I have a lot of practical stuff i've made. The fact is that 3d modeling with any precision is time consuming. The learning curve is STEEP, and open source modeling software is rarely intuitive, e.g. blender is absurdly complex. That is the thing holding back buyers. Modeling stuff is sketchup is great, but getting the measurements as you go requires lots of redundant measuring. Give me an intuitive, free solid-works clone and there will be an audience.


I think there's lots of 6 year olds that would think printing figurines and toys were a practical application for a 3D printer. Toy companies will be giving printers away so they can advertise downloadable plans for action figures after saturday morning cartoons so kids can re-enact todays episode with todays costume/pose/accessories.


I disagree that 3D printers are the new 2D printers and everyone will eventually have one. Lets think about 3d printing in the context of the rise of 2d printers.

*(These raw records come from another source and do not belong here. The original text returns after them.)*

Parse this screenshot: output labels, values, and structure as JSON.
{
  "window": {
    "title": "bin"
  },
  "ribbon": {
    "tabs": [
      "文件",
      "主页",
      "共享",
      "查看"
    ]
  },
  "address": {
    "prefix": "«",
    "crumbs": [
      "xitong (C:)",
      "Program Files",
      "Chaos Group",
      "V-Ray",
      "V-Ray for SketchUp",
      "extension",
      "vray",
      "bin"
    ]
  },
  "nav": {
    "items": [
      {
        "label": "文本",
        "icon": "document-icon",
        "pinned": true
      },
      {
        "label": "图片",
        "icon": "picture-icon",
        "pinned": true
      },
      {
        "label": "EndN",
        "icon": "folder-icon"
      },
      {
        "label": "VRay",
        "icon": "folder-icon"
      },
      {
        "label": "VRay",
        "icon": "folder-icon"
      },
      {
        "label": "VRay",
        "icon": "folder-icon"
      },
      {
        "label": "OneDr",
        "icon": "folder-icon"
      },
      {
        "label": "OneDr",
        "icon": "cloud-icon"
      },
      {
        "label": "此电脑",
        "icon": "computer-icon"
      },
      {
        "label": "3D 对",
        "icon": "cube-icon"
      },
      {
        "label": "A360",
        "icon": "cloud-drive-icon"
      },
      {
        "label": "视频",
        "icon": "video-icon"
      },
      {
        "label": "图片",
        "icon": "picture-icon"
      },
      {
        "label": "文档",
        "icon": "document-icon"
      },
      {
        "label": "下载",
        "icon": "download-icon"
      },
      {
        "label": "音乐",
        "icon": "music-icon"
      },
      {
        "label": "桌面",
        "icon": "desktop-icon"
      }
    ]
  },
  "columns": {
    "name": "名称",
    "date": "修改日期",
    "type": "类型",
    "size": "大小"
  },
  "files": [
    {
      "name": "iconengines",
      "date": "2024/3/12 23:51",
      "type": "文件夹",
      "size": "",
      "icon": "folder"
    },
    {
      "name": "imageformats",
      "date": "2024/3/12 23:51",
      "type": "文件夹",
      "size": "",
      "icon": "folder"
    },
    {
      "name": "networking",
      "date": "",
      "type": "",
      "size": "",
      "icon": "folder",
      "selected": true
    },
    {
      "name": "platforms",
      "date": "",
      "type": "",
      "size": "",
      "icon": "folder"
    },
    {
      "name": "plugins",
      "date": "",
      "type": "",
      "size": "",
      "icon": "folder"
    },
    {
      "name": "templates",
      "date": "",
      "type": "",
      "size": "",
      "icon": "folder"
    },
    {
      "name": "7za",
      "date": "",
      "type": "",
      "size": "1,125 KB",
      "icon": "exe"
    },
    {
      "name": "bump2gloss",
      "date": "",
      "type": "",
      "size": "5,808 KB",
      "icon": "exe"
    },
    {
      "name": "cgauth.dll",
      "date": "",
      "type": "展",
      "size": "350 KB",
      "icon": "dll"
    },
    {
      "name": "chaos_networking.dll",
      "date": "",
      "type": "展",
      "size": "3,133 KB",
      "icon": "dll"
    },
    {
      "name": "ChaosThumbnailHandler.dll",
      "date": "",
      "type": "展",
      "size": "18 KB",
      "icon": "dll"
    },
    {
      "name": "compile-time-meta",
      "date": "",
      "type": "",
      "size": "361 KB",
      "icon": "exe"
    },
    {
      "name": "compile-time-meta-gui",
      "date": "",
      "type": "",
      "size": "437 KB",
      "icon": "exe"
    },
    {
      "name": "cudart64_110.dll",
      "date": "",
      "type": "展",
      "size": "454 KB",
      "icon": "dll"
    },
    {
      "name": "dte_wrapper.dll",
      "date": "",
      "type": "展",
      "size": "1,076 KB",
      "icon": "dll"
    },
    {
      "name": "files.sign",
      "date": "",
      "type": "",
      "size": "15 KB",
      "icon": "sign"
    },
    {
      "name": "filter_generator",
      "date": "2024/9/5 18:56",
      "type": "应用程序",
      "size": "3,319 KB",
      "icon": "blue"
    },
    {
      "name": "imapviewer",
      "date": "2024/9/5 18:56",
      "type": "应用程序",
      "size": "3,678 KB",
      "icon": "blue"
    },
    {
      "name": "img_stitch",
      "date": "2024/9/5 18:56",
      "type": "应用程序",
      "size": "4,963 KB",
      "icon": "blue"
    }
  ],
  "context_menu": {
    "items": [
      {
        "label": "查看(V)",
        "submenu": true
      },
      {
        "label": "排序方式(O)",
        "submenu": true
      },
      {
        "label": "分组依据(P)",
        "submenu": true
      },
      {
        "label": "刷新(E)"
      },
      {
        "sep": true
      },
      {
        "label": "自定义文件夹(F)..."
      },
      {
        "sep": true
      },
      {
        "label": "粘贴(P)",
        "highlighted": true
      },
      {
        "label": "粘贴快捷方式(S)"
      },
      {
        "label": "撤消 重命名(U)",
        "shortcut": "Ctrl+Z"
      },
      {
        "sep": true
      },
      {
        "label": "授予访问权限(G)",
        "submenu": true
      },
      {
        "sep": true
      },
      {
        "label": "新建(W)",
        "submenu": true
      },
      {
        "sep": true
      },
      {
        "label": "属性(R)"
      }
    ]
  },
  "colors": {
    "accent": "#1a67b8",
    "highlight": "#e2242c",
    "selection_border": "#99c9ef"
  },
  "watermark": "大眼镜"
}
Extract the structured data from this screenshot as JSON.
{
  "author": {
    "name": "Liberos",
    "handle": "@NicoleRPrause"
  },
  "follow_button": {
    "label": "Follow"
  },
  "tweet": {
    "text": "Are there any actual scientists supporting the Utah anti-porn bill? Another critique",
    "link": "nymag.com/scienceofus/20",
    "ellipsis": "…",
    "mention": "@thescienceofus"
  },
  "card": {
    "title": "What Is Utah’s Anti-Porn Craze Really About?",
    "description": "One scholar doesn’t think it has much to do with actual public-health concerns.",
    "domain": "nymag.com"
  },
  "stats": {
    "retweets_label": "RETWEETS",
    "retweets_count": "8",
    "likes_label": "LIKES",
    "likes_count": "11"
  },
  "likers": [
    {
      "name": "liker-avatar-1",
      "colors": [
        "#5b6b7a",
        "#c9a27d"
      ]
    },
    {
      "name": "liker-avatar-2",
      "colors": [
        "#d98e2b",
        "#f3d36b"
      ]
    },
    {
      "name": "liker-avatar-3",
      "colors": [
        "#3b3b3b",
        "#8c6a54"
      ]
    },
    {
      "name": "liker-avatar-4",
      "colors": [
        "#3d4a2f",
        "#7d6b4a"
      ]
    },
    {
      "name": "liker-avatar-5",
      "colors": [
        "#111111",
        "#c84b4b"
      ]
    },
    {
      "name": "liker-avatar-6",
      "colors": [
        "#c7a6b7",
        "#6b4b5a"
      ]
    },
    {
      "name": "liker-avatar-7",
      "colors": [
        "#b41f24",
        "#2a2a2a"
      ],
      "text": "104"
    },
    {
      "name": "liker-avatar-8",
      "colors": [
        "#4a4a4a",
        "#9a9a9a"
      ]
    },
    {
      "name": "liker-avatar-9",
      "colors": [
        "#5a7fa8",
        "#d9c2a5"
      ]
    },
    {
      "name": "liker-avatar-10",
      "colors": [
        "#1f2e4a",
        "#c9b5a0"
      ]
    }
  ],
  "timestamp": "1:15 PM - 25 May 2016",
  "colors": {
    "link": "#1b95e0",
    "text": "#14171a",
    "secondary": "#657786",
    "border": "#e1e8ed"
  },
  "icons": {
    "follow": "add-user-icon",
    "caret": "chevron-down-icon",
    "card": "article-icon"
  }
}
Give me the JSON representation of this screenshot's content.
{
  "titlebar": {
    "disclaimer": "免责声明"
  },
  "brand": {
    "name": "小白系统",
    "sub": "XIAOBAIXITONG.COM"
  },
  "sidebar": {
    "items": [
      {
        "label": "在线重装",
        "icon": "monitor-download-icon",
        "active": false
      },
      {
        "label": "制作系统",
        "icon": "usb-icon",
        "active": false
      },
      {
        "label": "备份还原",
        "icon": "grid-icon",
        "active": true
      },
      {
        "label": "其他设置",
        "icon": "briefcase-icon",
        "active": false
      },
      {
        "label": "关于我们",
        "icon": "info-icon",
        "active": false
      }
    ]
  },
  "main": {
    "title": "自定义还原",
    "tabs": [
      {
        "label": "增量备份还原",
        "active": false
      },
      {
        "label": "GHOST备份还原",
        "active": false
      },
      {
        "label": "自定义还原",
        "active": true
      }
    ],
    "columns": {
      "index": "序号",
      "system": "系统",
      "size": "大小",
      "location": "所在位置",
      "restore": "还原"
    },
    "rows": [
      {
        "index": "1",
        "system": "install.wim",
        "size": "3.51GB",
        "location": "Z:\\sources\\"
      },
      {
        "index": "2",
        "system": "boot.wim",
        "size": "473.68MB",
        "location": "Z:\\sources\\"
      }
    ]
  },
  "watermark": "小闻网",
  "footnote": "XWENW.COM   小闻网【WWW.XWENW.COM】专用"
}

Was the thing that held back personal printers the lack of things to print- at one point, likely. Did a massive influx of 3rd party things to print solve this problem? No. 2D printers were popularized because people had shit they needed to print- text documents to start with and later photos. They made these things themselves. Thingiverse was not the solution for 2d and won't be the solution for 3d.

The only reason Thingiverse gets mentioned is that its damn near impossible for anyone who isn't a specialist in the field to design anything printable. The software is too complex and physical items must be durable.

This say we solved the software problem. We still have the enormous problem that the vast majority of people are incapable of making cogent 3D designs. IE, customization isn't buying you anything other than the ability to emboss your name or make a slightly different iphone case. Really, name one item that the average Joe can customize that isn't kitsch. Here's my list: glasses and jewelery (and only the later with quite a bit of hand holding). You may name a few more, but they problem have integrated circuits or other components that are not printable (lenses, diamonds, etc).

Maybe 3D printers will one day be valuable for printing out replacement parts; perhaps this is true. You'll take your broken whatsit to get 3D scanned and replaced. But of course, this business model may never come into existence due to copyright/patent laws. Even here, you will most likely get this done at your local kinkos because they will do it better, faster, and cheaper.

I don't foresee personal 3d printers becoming a thing, if ever. Perhaps in 20 years I'll look back on this statement in the same way that I think about "why would anyone ever want a personal computer". We'll see.